Aggressive Regionalism: Commentary

6. The Frontier


The Frontier began in 1920 as a literary journal edited and published by students in Professor Harold G. Merriam’s creative writing courses at the State University of Montana (later the University of Montana) in Missoula.  In November 1927, however, Merriam transformed the publication into a regional literary journal designed to evoke and make accessible good regional writing.  His aims were expressed by the subtitle he added to the masthead:  “A Magazine of the Northwest” (Merriam 1962: ix).  Merriam set out his aims more fully in an inaugural editorial called “Endlessly the Covered Wagon.”  To make the reorientation even more explicit, Merriam cited with approval, on the inside front covers of the first two issues, the opinions of James Stevens and H.L. Davis as expressed Status Rerum.  Besides attempting to “gather indigenous Northwest materials” in the realm of literature, The Frontier regularly published diaries, journals, and memoirs in order to make more accessible a wide range of primary sources on regional history (see Hakola [1962] for a selection).
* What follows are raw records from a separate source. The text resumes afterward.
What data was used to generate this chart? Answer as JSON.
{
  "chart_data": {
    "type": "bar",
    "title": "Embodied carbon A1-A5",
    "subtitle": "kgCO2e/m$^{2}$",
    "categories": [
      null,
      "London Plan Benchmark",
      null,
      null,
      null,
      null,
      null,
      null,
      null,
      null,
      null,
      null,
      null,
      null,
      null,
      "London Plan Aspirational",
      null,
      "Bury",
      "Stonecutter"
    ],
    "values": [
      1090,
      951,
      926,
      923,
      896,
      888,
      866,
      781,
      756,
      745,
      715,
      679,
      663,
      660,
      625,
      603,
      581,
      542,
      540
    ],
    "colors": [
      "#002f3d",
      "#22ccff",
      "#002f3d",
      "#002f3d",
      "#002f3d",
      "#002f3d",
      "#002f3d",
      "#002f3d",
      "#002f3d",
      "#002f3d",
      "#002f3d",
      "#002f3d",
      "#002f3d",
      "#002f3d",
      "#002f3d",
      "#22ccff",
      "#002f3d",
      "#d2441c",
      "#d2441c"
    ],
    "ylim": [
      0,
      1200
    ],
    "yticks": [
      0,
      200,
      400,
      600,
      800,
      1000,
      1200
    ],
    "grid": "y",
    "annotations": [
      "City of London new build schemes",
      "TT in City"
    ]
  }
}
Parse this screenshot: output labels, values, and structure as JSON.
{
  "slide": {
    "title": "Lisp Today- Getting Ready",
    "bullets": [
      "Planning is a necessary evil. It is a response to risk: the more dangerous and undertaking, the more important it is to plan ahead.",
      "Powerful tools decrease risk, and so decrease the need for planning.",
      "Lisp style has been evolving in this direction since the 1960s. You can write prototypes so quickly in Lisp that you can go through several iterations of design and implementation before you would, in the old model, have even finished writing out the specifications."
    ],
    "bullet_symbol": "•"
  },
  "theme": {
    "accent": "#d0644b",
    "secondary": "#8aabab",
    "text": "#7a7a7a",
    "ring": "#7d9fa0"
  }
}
Because The Frontier recruited as assistant editors, contributing editors, and contributors some of the best writers in the Northwest, its fare was, by contrast to The Lariat, generally first-rate rather than second- or third-rate.  Grace Stone Coats and Frank B. Linderman, for example, were closely associated with the journal for years as editors and contributors, and it published as well works by such prominent authors as James Stevens, H. L. Davis, and Dorothy M. Johnson.  In sum, The Frontier elicited, gathered, and promoted precisely the kind of quality regional writing for which Stevens and Davis had called.  Included here as texts from The Frontier are statements about the character of Northwest literature by H. G. Merriam (“Endlessly the Covered Wagon” and “Northwest Harvest”), H. L. Davis (“Status Rerum—Allegro Ma Non Troppo”), and Floyd Dell (“The Writer’s Robust Virtues”); an essay about “The Backward States” of the West by Edmund L. Freeman; a short story by Grace Stone Coats (“Late Fruit”); and a poem by John C. Frohlicher (“End of the Season [U.S.F.S.]").

The Frontier merged in 1933 with The Midland, a literary journal that had been published in Chicago and at the University of Iowa since 1915. The Frontier and Midland continued until publication was suspended during the summer of 1939.